Me, me, me!

Are you lonesome tonight,
Do you miss me tonight?
You can be surrounded by people, yet be the loneliest one in the room. You can be texting numerous people, yet still feel isolated. Even when I’m stood next to a friend, sometimes I still feel alone. It’s not their fault of course. It’s mine. I can’t connect. I don’t feel a real connection to people at the moment.

Any connection is fleeting. Lasting a few hours if that. That need of constant reassurance can be heartbreaking. I feel like it destroys any connections I make. Unless you’re giving me attention, I become empty. I start to zone out. I’ve had people ask “you ok?” and then I’ll snap back to reality. They paid attention to me, so it’s alright.

I know it’s probably annoying, and gets infuriating, but please, reassure me.

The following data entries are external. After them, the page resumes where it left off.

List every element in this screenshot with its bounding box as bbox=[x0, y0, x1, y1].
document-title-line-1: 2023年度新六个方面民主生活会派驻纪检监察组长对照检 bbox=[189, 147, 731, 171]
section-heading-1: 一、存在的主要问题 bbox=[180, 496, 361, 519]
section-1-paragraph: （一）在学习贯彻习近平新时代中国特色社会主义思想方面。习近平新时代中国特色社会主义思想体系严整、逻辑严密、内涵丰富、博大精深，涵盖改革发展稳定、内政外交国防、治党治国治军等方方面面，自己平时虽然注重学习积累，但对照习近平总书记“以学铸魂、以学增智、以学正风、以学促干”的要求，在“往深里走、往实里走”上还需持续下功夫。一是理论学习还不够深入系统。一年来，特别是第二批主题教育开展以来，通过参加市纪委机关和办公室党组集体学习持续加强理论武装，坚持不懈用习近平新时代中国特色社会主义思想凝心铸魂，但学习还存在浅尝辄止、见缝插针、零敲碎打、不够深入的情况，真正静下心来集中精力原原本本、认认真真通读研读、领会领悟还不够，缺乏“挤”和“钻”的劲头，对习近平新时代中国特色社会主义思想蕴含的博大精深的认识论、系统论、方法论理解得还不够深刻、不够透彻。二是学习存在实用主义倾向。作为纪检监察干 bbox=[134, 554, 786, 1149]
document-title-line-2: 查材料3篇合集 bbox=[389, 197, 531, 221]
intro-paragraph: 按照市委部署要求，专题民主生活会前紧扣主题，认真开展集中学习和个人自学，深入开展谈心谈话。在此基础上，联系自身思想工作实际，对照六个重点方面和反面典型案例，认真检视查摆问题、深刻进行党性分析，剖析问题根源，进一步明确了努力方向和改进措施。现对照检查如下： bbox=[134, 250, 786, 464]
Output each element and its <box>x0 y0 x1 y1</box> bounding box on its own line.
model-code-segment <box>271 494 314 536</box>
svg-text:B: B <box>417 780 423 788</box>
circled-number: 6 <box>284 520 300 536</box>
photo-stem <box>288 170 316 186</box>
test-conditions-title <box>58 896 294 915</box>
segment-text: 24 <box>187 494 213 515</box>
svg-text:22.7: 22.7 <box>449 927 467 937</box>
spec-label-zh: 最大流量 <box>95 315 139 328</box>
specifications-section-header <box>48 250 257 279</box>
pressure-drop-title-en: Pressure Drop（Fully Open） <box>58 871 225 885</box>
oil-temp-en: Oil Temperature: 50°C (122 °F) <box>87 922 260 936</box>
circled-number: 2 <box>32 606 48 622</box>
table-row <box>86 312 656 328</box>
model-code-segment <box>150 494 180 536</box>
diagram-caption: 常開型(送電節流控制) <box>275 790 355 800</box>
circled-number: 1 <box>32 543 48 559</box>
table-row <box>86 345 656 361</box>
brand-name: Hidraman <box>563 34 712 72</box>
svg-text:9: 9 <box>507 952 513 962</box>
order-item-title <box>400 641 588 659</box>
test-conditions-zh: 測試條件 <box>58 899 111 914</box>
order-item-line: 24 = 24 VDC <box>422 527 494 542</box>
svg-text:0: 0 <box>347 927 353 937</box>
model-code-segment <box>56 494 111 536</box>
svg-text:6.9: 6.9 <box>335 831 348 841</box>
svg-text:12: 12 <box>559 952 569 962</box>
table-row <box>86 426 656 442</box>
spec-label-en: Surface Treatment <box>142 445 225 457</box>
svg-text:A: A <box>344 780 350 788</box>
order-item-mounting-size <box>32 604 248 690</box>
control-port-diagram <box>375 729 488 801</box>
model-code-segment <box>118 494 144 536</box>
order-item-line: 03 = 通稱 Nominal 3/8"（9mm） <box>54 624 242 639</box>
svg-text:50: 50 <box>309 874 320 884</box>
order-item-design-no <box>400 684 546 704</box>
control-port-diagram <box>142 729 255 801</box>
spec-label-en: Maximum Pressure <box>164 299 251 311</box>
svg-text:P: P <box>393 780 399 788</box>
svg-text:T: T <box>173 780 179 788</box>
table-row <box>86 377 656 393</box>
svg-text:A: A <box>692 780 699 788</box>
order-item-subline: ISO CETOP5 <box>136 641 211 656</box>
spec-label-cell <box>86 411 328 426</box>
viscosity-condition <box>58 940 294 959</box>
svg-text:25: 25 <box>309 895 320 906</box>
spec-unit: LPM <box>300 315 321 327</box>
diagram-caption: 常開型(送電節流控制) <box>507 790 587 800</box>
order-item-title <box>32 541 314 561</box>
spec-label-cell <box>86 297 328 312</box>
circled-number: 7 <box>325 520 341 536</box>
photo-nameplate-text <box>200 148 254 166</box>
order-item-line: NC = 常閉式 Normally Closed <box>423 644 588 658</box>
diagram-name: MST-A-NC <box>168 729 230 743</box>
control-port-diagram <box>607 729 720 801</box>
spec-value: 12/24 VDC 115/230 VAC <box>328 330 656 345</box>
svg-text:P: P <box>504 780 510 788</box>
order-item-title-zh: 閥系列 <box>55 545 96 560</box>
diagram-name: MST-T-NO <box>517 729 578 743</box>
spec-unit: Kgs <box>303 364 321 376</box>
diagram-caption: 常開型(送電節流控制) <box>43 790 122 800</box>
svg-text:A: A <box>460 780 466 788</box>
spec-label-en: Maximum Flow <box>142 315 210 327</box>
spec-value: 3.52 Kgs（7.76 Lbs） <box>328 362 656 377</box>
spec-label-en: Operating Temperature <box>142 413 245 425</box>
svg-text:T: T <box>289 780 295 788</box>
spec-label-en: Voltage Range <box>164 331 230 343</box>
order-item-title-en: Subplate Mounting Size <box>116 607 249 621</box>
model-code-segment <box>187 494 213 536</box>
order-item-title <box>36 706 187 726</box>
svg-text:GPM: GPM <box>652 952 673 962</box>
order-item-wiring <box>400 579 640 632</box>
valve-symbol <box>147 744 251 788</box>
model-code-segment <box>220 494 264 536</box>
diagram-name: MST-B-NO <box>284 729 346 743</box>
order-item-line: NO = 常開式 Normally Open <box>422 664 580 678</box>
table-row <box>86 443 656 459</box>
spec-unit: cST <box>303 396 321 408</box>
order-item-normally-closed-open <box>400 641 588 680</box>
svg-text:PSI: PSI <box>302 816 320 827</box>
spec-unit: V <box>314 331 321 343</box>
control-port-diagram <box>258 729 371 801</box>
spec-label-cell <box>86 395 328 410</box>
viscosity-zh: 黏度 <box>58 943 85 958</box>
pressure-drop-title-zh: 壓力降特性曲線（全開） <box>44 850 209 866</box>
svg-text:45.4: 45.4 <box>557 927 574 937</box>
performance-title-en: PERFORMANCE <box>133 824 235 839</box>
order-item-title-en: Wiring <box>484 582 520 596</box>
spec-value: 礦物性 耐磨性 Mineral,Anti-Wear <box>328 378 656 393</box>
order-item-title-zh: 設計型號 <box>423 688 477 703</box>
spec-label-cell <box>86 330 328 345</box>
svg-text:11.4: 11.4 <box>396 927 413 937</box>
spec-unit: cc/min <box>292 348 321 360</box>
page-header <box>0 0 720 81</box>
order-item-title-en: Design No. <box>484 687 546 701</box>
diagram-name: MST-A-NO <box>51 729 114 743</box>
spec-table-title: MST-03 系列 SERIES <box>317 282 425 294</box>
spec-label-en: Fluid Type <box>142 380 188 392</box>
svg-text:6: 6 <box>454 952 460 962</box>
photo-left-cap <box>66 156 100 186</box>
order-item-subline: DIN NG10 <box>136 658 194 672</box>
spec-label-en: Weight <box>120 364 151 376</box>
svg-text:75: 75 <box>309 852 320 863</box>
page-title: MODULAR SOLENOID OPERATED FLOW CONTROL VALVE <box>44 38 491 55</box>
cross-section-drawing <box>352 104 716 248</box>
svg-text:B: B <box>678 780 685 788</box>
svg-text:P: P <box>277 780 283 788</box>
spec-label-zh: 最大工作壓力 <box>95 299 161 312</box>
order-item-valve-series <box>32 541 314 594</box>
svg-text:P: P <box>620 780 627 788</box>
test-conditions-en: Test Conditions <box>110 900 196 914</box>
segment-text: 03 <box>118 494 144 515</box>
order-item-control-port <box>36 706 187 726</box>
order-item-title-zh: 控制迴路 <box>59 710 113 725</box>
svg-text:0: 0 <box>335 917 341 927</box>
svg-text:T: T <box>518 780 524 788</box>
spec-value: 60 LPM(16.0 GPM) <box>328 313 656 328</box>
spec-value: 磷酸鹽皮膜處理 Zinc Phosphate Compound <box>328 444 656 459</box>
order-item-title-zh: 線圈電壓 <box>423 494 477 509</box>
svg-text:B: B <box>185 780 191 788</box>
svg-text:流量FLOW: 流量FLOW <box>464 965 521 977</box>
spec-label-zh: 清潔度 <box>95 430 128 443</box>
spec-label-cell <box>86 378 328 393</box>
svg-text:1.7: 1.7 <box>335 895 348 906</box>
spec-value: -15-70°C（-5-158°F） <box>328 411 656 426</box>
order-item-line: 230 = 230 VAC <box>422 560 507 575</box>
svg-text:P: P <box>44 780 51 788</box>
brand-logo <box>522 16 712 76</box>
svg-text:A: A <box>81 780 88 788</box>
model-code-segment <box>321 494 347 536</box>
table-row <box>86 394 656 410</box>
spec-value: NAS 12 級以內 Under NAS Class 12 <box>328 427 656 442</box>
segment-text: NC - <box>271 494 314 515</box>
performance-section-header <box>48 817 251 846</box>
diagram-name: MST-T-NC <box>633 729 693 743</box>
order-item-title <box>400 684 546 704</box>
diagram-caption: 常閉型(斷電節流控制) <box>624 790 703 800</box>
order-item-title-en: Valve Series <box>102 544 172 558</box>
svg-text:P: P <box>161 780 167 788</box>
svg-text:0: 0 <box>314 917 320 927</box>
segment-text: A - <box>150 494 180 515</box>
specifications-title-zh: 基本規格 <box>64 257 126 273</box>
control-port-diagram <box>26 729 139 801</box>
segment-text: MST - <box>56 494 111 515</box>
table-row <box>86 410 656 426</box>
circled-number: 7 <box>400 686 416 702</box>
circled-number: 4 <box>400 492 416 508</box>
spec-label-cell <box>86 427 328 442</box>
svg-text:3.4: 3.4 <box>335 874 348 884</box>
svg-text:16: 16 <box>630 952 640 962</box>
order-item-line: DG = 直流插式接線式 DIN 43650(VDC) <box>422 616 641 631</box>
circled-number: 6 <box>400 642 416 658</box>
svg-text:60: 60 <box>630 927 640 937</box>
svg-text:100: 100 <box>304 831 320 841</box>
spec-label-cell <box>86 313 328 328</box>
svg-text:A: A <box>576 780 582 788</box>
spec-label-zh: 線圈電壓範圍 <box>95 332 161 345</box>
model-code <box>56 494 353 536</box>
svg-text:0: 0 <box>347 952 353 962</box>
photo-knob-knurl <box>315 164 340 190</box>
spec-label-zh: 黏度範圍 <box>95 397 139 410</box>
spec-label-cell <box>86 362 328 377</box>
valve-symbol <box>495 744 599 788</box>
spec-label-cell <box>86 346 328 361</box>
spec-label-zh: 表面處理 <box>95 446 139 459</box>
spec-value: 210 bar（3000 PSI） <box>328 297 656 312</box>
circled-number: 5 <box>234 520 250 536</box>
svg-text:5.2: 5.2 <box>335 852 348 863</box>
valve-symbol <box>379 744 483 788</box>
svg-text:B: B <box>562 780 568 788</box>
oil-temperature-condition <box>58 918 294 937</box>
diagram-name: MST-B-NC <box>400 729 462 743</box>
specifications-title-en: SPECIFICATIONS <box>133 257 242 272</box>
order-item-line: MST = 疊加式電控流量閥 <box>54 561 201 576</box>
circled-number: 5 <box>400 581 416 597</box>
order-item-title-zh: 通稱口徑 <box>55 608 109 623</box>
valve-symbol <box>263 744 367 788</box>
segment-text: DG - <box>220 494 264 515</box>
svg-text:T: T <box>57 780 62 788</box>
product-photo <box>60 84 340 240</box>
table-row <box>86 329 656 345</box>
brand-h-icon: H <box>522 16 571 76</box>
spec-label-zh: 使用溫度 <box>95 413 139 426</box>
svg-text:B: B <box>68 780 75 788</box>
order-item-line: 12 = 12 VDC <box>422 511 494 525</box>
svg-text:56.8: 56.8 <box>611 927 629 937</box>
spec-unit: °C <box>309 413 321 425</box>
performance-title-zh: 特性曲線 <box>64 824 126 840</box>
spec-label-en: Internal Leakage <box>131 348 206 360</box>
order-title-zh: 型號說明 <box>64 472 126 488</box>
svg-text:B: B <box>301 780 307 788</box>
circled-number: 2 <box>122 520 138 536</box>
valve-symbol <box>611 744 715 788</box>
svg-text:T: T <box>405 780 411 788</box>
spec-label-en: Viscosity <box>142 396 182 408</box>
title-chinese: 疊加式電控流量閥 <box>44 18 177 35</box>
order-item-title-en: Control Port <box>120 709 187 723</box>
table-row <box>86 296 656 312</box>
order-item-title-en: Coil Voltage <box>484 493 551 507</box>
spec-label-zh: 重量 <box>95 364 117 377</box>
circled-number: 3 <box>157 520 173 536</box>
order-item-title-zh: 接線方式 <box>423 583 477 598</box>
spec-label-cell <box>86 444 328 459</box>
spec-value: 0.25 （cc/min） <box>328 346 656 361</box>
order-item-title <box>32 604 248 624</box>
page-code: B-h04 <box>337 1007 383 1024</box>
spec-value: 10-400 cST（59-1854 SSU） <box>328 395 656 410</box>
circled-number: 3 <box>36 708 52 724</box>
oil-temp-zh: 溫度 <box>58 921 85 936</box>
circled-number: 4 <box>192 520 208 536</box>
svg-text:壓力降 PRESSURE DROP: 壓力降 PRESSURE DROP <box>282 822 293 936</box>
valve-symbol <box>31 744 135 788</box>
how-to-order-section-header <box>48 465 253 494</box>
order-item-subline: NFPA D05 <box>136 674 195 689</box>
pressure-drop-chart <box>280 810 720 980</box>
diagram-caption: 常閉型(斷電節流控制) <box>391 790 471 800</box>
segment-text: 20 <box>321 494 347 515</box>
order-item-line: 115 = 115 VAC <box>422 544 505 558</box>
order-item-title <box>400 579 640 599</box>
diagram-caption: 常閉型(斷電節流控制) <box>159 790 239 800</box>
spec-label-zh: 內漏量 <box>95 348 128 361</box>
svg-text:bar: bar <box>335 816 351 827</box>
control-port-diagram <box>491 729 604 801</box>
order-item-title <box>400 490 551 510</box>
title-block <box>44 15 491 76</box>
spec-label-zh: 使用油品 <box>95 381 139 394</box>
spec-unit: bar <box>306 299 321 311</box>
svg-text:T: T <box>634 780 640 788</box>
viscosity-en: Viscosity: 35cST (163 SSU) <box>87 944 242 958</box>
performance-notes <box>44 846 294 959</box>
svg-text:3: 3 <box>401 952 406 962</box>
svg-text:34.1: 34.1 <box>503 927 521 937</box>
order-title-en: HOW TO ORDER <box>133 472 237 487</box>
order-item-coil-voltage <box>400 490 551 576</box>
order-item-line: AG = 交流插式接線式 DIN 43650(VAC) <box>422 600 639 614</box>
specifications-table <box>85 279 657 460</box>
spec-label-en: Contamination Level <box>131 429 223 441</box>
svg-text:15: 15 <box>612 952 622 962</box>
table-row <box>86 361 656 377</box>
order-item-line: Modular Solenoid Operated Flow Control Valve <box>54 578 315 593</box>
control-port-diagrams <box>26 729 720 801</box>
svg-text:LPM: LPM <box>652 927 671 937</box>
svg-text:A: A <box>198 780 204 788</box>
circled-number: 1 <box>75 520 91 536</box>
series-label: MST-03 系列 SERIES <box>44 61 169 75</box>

Let me know you’re thinking about me. Let me know I’m not alone. It’s selfish, and stupid that I have to somehow be center of attention, but it might just stop them bad thoughts creeping in.

I hate that I want attention. I genuinely do wish I could be independent, and not need to be checked up on. I wish I could get on with my life, knowing you have yours too. I just can’t. Thing is. I can’t message you first, I can’t ask for help or attention. I feel like I’m just annoying you, bothering you when your busy, pushing you away… and as always, I’m going to keep using his words “To intense”.